Nearly 100 tremors were recorded by the IGN in the early hours of Monday and up to 2.40pm, making it the day with the most seismic activity since November 17. A magnitude-5 quake was detected at a depth of 35 kilometers, the second strongest one since the tremor of November 19, which measured 5.1 on the Richter scale.

The spike in seismic activity began on Sunday, when there were 136 quakes. Earthquakes are one of the indicators used by scientists to estimate how long an eruption might last, along with sulfur dioxide emissions (SO₂) and vibrations caused by the flow of gas and magma, both of which have been showing higher values in recent days. Experts now believe that the volcanic activity that began on September 19 has a good chance of becoming La Palma’s longest eruption in 500 years.

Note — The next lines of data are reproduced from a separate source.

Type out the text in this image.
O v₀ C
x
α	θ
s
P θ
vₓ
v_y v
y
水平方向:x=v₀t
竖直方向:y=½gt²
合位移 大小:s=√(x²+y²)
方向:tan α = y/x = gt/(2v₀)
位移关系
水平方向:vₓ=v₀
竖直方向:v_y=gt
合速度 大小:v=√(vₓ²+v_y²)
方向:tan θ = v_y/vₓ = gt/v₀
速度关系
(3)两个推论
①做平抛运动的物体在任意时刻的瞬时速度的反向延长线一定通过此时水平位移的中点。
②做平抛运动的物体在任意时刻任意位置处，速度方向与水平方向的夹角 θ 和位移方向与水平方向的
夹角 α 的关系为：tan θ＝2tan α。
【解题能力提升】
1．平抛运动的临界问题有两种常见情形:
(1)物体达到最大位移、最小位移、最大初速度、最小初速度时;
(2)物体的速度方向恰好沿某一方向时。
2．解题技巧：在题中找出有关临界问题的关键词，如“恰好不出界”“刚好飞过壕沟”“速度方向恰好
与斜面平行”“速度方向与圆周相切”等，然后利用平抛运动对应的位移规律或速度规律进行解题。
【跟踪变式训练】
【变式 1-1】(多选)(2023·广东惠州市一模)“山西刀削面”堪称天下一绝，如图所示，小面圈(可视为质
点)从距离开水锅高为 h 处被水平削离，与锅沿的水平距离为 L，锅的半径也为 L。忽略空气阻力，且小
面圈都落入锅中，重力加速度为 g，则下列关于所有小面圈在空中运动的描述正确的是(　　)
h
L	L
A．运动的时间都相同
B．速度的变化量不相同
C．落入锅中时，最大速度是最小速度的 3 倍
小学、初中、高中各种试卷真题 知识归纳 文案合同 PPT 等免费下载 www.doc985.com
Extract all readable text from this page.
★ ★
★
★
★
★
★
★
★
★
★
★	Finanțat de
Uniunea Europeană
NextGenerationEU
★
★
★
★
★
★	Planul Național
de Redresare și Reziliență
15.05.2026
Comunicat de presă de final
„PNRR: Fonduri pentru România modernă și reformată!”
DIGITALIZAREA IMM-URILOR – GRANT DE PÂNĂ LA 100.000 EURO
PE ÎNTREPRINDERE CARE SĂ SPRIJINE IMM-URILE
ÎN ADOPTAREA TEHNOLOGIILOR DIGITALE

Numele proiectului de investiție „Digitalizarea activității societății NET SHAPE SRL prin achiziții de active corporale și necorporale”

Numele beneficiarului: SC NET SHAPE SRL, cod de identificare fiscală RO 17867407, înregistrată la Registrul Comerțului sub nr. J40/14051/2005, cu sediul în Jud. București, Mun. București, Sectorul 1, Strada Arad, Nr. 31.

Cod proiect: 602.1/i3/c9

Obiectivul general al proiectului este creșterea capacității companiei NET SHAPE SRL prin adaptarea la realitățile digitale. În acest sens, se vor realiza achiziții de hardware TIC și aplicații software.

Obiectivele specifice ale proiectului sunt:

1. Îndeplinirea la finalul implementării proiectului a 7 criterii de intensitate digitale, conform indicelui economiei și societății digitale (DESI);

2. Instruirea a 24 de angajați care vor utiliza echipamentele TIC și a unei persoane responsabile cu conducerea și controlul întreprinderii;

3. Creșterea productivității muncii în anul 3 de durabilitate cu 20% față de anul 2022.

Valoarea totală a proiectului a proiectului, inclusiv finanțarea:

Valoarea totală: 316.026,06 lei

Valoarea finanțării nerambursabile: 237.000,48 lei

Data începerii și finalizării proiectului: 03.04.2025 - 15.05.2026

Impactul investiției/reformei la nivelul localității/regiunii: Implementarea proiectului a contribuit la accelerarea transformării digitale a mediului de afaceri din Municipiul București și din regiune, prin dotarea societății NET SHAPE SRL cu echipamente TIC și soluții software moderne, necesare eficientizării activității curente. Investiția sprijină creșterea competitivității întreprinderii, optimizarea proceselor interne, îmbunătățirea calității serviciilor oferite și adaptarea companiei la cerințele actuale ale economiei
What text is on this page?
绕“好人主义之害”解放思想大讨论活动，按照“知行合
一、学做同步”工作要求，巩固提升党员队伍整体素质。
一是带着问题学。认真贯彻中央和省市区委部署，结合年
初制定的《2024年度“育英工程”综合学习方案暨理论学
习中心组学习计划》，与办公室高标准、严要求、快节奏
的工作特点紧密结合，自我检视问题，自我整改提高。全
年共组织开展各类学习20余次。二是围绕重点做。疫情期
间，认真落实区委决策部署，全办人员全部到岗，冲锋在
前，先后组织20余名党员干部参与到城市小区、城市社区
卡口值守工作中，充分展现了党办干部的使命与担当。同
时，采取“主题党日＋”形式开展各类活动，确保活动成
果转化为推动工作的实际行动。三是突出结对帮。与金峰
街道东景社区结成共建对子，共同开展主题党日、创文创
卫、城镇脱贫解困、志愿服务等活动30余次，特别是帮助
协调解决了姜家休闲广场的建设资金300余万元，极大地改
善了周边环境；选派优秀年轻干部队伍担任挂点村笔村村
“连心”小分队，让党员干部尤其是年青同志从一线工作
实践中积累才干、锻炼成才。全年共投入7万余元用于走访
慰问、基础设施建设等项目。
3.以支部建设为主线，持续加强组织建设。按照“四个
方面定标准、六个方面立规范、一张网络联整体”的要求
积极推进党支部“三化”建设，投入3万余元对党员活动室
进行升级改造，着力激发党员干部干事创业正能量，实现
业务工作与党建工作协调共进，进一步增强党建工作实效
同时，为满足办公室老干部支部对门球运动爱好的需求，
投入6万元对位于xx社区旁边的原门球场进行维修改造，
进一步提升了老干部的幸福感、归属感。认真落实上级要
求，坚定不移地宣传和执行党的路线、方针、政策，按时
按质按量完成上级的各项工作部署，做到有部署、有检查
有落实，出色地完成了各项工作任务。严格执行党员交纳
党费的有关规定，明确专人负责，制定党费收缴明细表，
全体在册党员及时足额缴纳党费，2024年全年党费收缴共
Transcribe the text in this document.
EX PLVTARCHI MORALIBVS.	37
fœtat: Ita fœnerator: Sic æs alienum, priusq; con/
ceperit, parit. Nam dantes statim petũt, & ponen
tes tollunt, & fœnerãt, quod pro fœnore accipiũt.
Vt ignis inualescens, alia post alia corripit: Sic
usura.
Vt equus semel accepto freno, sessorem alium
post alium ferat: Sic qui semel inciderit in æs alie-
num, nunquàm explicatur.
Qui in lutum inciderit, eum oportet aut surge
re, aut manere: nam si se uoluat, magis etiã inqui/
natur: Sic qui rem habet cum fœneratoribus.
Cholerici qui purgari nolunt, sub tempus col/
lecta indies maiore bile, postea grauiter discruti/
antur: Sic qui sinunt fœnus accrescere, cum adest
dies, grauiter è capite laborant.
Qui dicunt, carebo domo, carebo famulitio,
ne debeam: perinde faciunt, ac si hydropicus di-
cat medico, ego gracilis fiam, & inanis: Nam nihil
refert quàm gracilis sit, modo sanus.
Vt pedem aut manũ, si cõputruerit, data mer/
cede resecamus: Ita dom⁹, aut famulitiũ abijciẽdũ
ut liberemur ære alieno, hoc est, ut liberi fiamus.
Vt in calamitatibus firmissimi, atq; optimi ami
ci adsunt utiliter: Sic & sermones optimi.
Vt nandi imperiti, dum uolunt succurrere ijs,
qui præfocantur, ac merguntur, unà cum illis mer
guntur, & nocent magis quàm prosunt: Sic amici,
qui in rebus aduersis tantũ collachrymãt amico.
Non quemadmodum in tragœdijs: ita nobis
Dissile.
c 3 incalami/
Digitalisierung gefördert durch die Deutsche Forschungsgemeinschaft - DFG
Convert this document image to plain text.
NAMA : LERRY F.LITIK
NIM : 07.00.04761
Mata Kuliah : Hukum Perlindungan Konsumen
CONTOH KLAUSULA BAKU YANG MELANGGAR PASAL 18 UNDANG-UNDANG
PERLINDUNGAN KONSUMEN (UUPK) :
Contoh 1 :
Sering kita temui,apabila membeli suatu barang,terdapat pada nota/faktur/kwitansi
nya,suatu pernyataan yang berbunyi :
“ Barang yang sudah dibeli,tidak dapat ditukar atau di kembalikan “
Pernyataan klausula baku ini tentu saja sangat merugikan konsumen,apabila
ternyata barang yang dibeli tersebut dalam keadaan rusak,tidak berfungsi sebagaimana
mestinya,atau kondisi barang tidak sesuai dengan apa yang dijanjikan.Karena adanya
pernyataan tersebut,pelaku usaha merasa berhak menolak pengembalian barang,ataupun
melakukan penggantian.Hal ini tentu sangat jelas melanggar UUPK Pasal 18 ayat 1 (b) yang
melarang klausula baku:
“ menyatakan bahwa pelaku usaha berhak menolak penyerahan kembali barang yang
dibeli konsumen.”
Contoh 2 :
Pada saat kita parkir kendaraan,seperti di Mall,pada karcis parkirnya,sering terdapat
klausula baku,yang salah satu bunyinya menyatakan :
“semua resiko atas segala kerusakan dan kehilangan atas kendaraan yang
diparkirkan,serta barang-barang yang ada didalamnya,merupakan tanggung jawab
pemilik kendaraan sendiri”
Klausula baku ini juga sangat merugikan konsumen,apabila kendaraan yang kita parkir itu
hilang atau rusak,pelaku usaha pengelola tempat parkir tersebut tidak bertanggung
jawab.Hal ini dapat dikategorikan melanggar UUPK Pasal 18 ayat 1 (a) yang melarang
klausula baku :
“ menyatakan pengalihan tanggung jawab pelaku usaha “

The ongoing eruption, which is taking place on the western face of a mountain range that cuts down the middle of La Palma, will also go down in the history books as the one that caused the most damage on an island with a registered population of around 82,000. So far the lava has covered more than 1,000 hectares of land, and local property records show that the molten rock has destroyed nearly 1,500 buildings, most of them residential. Around 7,000 evacuated people are still unable to go home, and 500 of them have required emergency housing assistance from the regional government.

Residents have also been struggling with airport closures and difficulty traveling to other islands on essential business, partly due to a large influx of “volcano tourists” to this archipelago located off the northwestern coast of Africa.